Restaurants & Bars

San Francisco Bay Area

The bells of San Pablo – Street Eats a la cart


Restaurants & Bars San Francisco Bay Area

The bells of San Pablo – Street Eats a la cart

rworange | | Jul 16, 2006 05:18 PM

San Pablo and Richmond are moveable feasts.

The little carts pushed down my street sell more than ice cream. The bells, horns or music are different for each vendor.

Some roll silently down streets without benefit of notice. These are usually the people selling out of their kitchen and the vehicle is usually a folding shopping cart.

While you might not live in this area, I hope this might inspire people to check out that little vendor passing on the street ... or perhaps share some of your experiences.

There is seasonality. Around Christmas there were tamales. This time of year there seems to be corn on the cob.

The routes and times depend on how many people are out in their yards. A vendor will glance down a street and if enough people are there, that’s the route. They usually sell in the evenings. During the school year they sell at lunch time.

Horns indicate food vendors and bells ice cream. Here are a few vendors:


The potato chips ($1.50) are THE street find.

Hand made and so thin you can almost see through them. The oil and chip are one. Holding one up to the light is was almost like looking through stained glass ... out of potatoes. The skin was still on thinly outlining each chip.

I ordered everything on them ... salt, a generous dollop of hot sauce and a squirt of lemon. Very good but they are so good I usually get them plain. Many vendors have these same chips so there must be one supplier. They are sold in pint-sized food storage bags.

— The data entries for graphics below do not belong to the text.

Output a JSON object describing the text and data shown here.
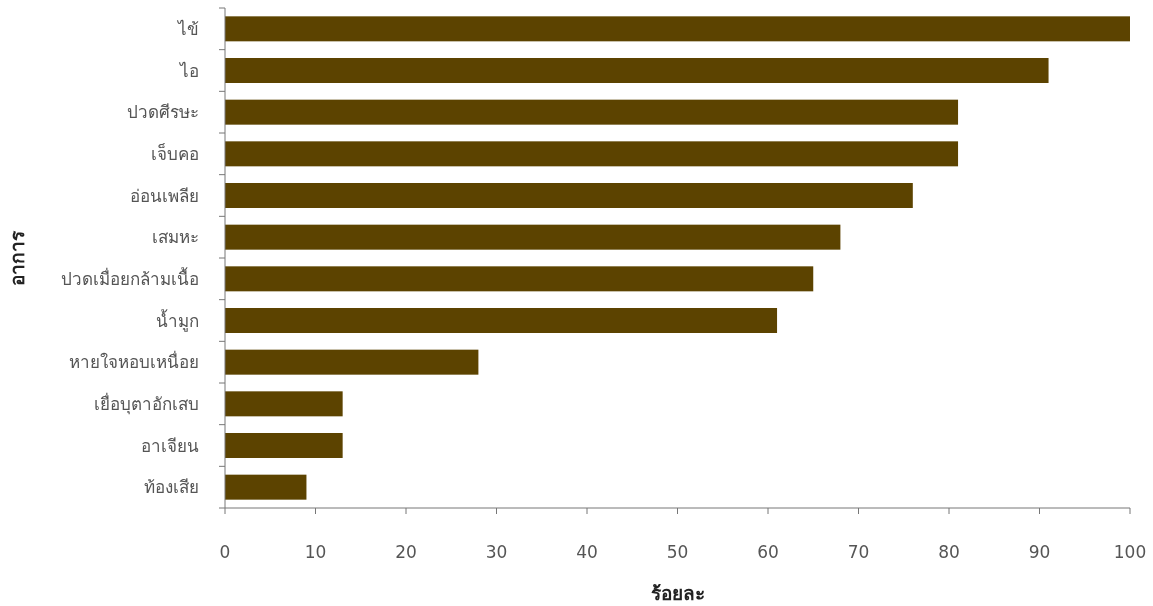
{
  "chart_data": {
    "type": "bar",
    "orientation": "horizontal",
    "xlabel": "ร้อยละ",
    "ylabel": "อาการ",
    "categories": [
      "ไข้",
      "ไอ",
      "ปวดศีรษะ",
      "เจ็บคอ",
      "อ่อนเพลีย",
      "เสมหะ",
      "ปวดเมื่อยกล้ามเนื้อ",
      "น้ำมูก",
      "หายใจหอบเหนื่อย",
      "เยื่อบุตาอักเสบ",
      "อาเจียน",
      "ท้องเสีย"
    ],
    "values": [
      100,
      91,
      81,
      81,
      76,
      68,
      65,
      61,
      28,
      13,
      13,
      9
    ],
    "color": "#5c4300",
    "xlim": [
      0,
      100
    ],
    "xticks": [
      0,
      10,
      20,
      30,
      40,
      50,
      60,
      70,
      80,
      90,
      100
    ]
  }
}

The pale corn on the cob ($1.50) is as far away from a farm as possible, yet sweet. Speared on a stick, brushed with margarine, rolled in powdered cotija cheese (I think) and sprinkled with chili pepper – very good

Mango ($2.50) A BIG bag of dead ripe sweet juicy mango with two sticks. The first stick is speared into the pit. The other is used to eat the slices. Chili powder, salt and a squirt of lime juice are added. There is a delicious smoky flavor. This was better than the mango from Fonda. There are other types of fruit like watermelon

Most raspados ($1) use pre-crushed ice and bottled syrups in bright colors. The phony green syrup ($1) is as satisfying as a lime popsicle. Not in the same league as the raspado vendor on the corner of MacDonald and 22nd.

The PCFR guy had a grocery shopping cart with one cooler filled with the ice, another with fruit and another with the hot ears of corn. Little bags of chips were attached to the sides of the wire cart. He announced himself with six brief horn blasts


Nice grandmotherly type of woman who had one of those folding grocery carts and announced herself with a braying type of horn. The corn ($1.50) was larger than but not as sweet as PCFR Guy.

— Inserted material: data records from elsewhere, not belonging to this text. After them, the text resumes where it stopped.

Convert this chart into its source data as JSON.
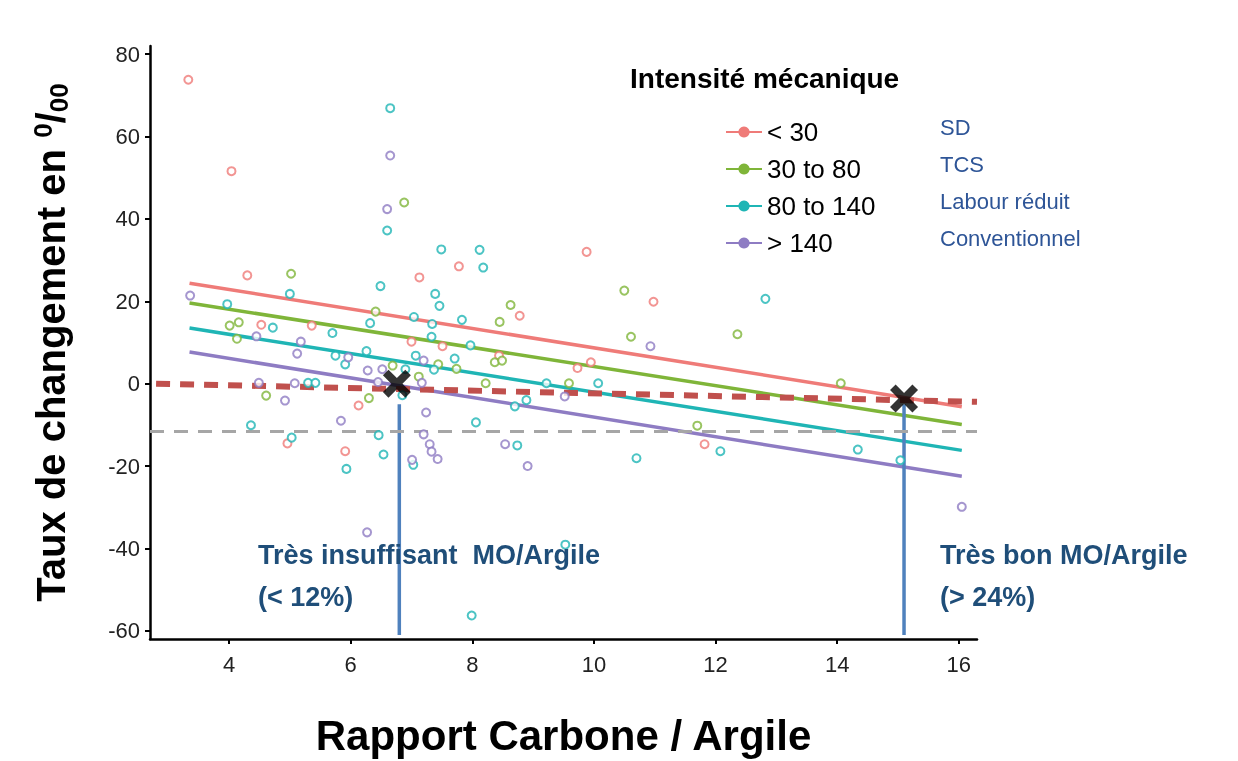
{
  "chart_data": {
    "type": "scatter",
    "xlabel": "Rapport Carbone / Argile",
    "ylabel": "Taux de changement en $^{0}$/$_{00}$",
    "legend_title": "Intensité mécanique",
    "legend": "top right",
    "marker": "circle",
    "xlim": [
      2.7,
      16.3
    ],
    "xticks": [
      4,
      6,
      8,
      10,
      12,
      14,
      16
    ],
    "ylim": [
      -62,
      82
    ],
    "yticks": [
      -60,
      -40,
      -20,
      0,
      20,
      40,
      60,
      80
    ],
    "ref_lines": [
      {
        "axis": "y",
        "value": -11.5,
        "color": "#a6a6a6",
        "line_style": "dashed"
      }
    ],
    "series": [
      {
        "color": "#ef7b78",
        "x": [
          3.33,
          4.04,
          4.3,
          7.13,
          4.53,
          5.36,
          7.0,
          7.51,
          6.13,
          4.96,
          5.91,
          7.78,
          9.88,
          8.78,
          10.98,
          8.44,
          9.73,
          9.95,
          11.82
        ],
        "values": [
          73.8,
          51.6,
          26.3,
          25.8,
          14.3,
          14.1,
          10.2,
          9.1,
          -5.3,
          -14.5,
          -16.4,
          28.5,
          32.0,
          16.5,
          19.9,
          6.8,
          3.8,
          5.2,
          -14.7
        ]
      },
      {
        "color": "#7fb539",
        "x": [
          6.88,
          5.02,
          6.41,
          4.01,
          4.16,
          4.13,
          6.69,
          7.44,
          7.12,
          4.61,
          6.3,
          8.63,
          8.45,
          10.5,
          10.61,
          7.74,
          8.37,
          8.49,
          8.22,
          9.59,
          11.7,
          12.36,
          14.06
        ],
        "values": [
          44.0,
          26.7,
          17.5,
          14.1,
          14.9,
          10.9,
          4.4,
          4.7,
          1.7,
          -2.9,
          -3.5,
          19.1,
          15.0,
          22.6,
          11.4,
          3.6,
          5.2,
          5.6,
          0.1,
          0.1,
          -10.2,
          12.0,
          0.1
        ]
      },
      {
        "color": "#1fb5b5",
        "x": [
          6.65,
          6.6,
          7.49,
          3.97,
          5.0,
          6.49,
          7.39,
          7.46,
          7.04,
          4.72,
          5.7,
          6.32,
          7.34,
          7.33,
          5.75,
          5.91,
          6.26,
          7.07,
          6.9,
          7.37,
          5.3,
          5.42,
          6.85,
          4.36,
          5.03,
          6.46,
          6.54,
          7.03,
          5.93,
          8.12,
          8.18,
          7.83,
          7.97,
          7.71,
          9.22,
          10.07,
          8.89,
          8.7,
          8.06,
          8.74,
          10.7,
          12.08,
          7.99,
          9.53,
          12.82,
          14.34,
          15.04
        ],
        "values": [
          66.9,
          37.2,
          32.6,
          19.3,
          21.8,
          23.7,
          21.8,
          18.9,
          16.2,
          13.6,
          12.3,
          14.7,
          14.5,
          11.4,
          6.8,
          4.7,
          7.9,
          6.8,
          3.5,
          3.4,
          0.2,
          0.2,
          -2.8,
          -10.1,
          -13.1,
          -12.5,
          -17.2,
          -19.7,
          -20.7,
          32.5,
          28.2,
          15.5,
          9.3,
          6.1,
          0.1,
          0.1,
          -4.0,
          -5.5,
          -9.4,
          -15.0,
          -18.1,
          -16.4,
          -56.3,
          -39.1,
          20.6,
          -16.0,
          -18.6
        ]
      },
      {
        "color": "#8e7cc3",
        "x": [
          6.65,
          6.6,
          3.36,
          4.45,
          5.18,
          5.12,
          5.96,
          7.2,
          6.28,
          6.52,
          7.17,
          6.45,
          4.49,
          5.08,
          4.92,
          7.24,
          5.84,
          7.2,
          7.3,
          7.33,
          7.43,
          7.01,
          6.27,
          10.93,
          9.52,
          8.54,
          8.91,
          16.05
        ],
        "values": [
          55.4,
          42.4,
          21.4,
          11.5,
          10.2,
          7.3,
          6.4,
          5.6,
          3.2,
          3.5,
          0.2,
          0.4,
          0.2,
          0.1,
          -4.1,
          -7.0,
          -9.0,
          -12.3,
          -14.7,
          -16.5,
          -18.3,
          -18.5,
          -36.1,
          9.1,
          -3.1,
          -14.7,
          -20.0,
          -29.9
        ]
      },
      {
        "type": "line",
        "name": "< 30",
        "color": "#ef7b78",
        "marker": "none",
        "x": [
          3.35,
          16.05
        ],
        "values": [
          24.4,
          -5.6
        ]
      },
      {
        "type": "line",
        "name": "30 to 80",
        "color": "#7fb539",
        "marker": "none",
        "x": [
          3.35,
          16.05
        ],
        "values": [
          19.6,
          -9.9
        ]
      },
      {
        "type": "line",
        "name": "80 to 140",
        "color": "#1fb5b5",
        "marker": "none",
        "x": [
          3.35,
          16.05
        ],
        "values": [
          13.5,
          -16.2
        ]
      },
      {
        "type": "line",
        "name": "> 140",
        "color": "#8e7cc3",
        "marker": "none",
        "x": [
          3.35,
          16.05
        ],
        "values": [
          7.7,
          -22.5
        ]
      },
      {
        "type": "line",
        "color": "#c0504d",
        "marker": "none",
        "line_style": "dashed",
        "x": [
          2.8,
          16.3
        ],
        "values": [
          0,
          -4.4
        ]
      },
      {
        "type": "line",
        "color": "#4f81bd",
        "marker": "none",
        "x": [
          6.8,
          6.8
        ],
        "values": [
          -5,
          -61
        ]
      },
      {
        "type": "line",
        "color": "#4f81bd",
        "marker": "none",
        "x": [
          15.1,
          15.1
        ],
        "values": [
          -5,
          -61
        ]
      },
      {
        "type": "scatter",
        "color": "#000000",
        "marker": "cross",
        "x": [
          6.76,
          15.1
        ],
        "values": [
          0,
          -3.6
        ]
      }
    ],
    "annotations": [
      "SD",
      "TCS",
      "Labour réduit",
      "Conventionnel",
      "Très insuffisant  MO/Argile\n(< 12%)",
      "Très bon MO/Argile\n(> 24%)"
    ]
  }
}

She slathers on margarine (I’m guessing), spoons on white cheese (a coarser grind) and then walks over to the curb, pointing the cob down she generously shakes on the chili powder. To my later dismay, I’d find out why she used that technique.

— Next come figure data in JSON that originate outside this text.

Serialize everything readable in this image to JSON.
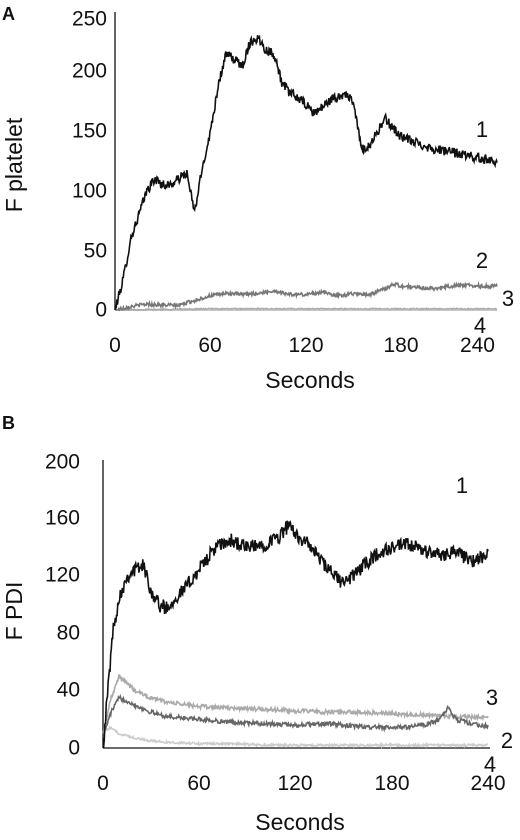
{
  "chart_data": [
    {
      "type": "line",
      "panel_label": "A",
      "xlabel": "Seconds",
      "ylabel": "F platelet",
      "xlim": [
        0,
        240
      ],
      "ylim": [
        0,
        250
      ],
      "xticks": [
        0,
        60,
        120,
        180,
        240
      ],
      "yticks": [
        0,
        50,
        100,
        150,
        200,
        250
      ],
      "grid": false,
      "series": [
        {
          "label": "1",
          "color": "#111111",
          "noise": 4,
          "x": [
            0,
            5,
            10,
            15,
            20,
            25,
            30,
            35,
            40,
            45,
            48,
            50,
            55,
            60,
            65,
            70,
            75,
            80,
            85,
            90,
            95,
            100,
            105,
            110,
            115,
            120,
            125,
            130,
            135,
            140,
            145,
            150,
            155,
            160,
            165,
            170,
            175,
            180,
            190,
            200,
            210,
            220,
            230,
            240
          ],
          "y": [
            0,
            25,
            60,
            80,
            100,
            110,
            105,
            105,
            110,
            115,
            95,
            82,
            120,
            150,
            190,
            215,
            210,
            205,
            225,
            228,
            218,
            215,
            190,
            182,
            178,
            172,
            165,
            170,
            176,
            178,
            182,
            172,
            135,
            138,
            150,
            160,
            152,
            145,
            140,
            135,
            133,
            130,
            127,
            125
          ]
        },
        {
          "label": "2",
          "color": "#777777",
          "noise": 1.5,
          "x": [
            0,
            10,
            20,
            30,
            40,
            50,
            60,
            70,
            80,
            90,
            100,
            110,
            120,
            130,
            140,
            150,
            160,
            170,
            175,
            180,
            190,
            200,
            210,
            220,
            230,
            240
          ],
          "y": [
            0,
            3,
            5,
            4,
            4,
            8,
            12,
            14,
            13,
            14,
            16,
            13,
            13,
            15,
            12,
            14,
            13,
            18,
            22,
            20,
            19,
            18,
            20,
            21,
            20,
            20
          ]
        },
        {
          "label": "3",
          "color": "#aaaaaa",
          "noise": 0.5,
          "x": [
            0,
            60,
            120,
            180,
            240
          ],
          "y": [
            0,
            1,
            1,
            1,
            1
          ]
        },
        {
          "label": "4",
          "color": "#cccccc",
          "noise": 0.3,
          "x": [
            0,
            60,
            120,
            180,
            240
          ],
          "y": [
            0,
            0,
            0,
            0,
            0
          ]
        }
      ]
    },
    {
      "type": "line",
      "panel_label": "B",
      "xlabel": "Seconds",
      "ylabel": "F PDI",
      "xlim": [
        0,
        240
      ],
      "ylim": [
        0,
        200
      ],
      "xticks": [
        0,
        60,
        120,
        180,
        240
      ],
      "yticks": [
        0,
        40,
        80,
        120,
        160,
        200
      ],
      "grid": false,
      "series": [
        {
          "label": "1",
          "color": "#111111",
          "noise": 5,
          "x": [
            0,
            3,
            6,
            10,
            15,
            20,
            25,
            30,
            35,
            40,
            45,
            50,
            60,
            70,
            80,
            90,
            100,
            110,
            115,
            120,
            130,
            140,
            150,
            160,
            170,
            180,
            190,
            200,
            210,
            220,
            230,
            240
          ],
          "y": [
            0,
            40,
            80,
            105,
            120,
            125,
            128,
            110,
            100,
            98,
            105,
            110,
            125,
            140,
            145,
            140,
            142,
            148,
            155,
            150,
            140,
            125,
            115,
            125,
            135,
            140,
            142,
            138,
            135,
            138,
            130,
            135
          ]
        },
        {
          "label": "2",
          "color": "#666666",
          "noise": 1.5,
          "x": [
            0,
            5,
            10,
            15,
            20,
            30,
            40,
            60,
            80,
            100,
            120,
            140,
            160,
            180,
            200,
            210,
            215,
            220,
            230,
            240
          ],
          "y": [
            8,
            25,
            35,
            33,
            30,
            25,
            22,
            20,
            18,
            17,
            16,
            17,
            15,
            14,
            16,
            20,
            28,
            20,
            17,
            15
          ]
        },
        {
          "label": "3",
          "color": "#aaaaaa",
          "noise": 1.5,
          "x": [
            0,
            5,
            10,
            15,
            20,
            30,
            40,
            60,
            80,
            100,
            120,
            140,
            160,
            180,
            200,
            220,
            240
          ],
          "y": [
            10,
            35,
            50,
            45,
            40,
            35,
            32,
            29,
            28,
            27,
            26,
            25,
            25,
            24,
            23,
            22,
            21
          ]
        },
        {
          "label": "4",
          "color": "#cccccc",
          "noise": 0.8,
          "x": [
            0,
            5,
            10,
            20,
            30,
            40,
            60,
            80,
            100,
            120,
            160,
            200,
            240
          ],
          "y": [
            12,
            14,
            10,
            7,
            5,
            4,
            3,
            3,
            2,
            2,
            2,
            2,
            2
          ]
        }
      ]
    }
  ]
}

I finally tried those chicarrones ($1) that seem to be always sold. They are surprisingly good. AND they are NOT pork, but flour. Here’s more info.

I never did try a bag of mango here since I was attacked by the corn cob


No sound. He only showed up once around the holidays. They were a little dry and not all that great ($1).


The ice cream carts all have the same silvery bells no matter what they sell. Even though most have La Michoacana stamped on the white carts, any type of ice cream or any variety of paleta may be sold. I’m surprised at the variety of paleta brands. However, like American popsicles, they pretty much all taste the same. Some carry a nice selection of Good Humor bars. Average price is $1.25 although one vendor sold paletas for $.75.

At the end of this topic about paletas, there are a few links to newspaper articles about the rough lives these paleta vendors live.


The only motorized vehicle. He drives up and down the streets, slowing when he sees children playing in yards. The music is either Camptown Races (do, dah, do, dah) or Turkey in the Straw. I can’t imagine these guys last long at the job without going insane from listening to those tunes all day. Don’t know the prices since I never stopped the truck. Standard Good Humor type pictures of frozen ice cream treats pasted on the drivers side of the truck.

So every day the American Dream rolls past my door ... all you need to be an entrepreneur is a folding shopping cart, some snacks and sugar water.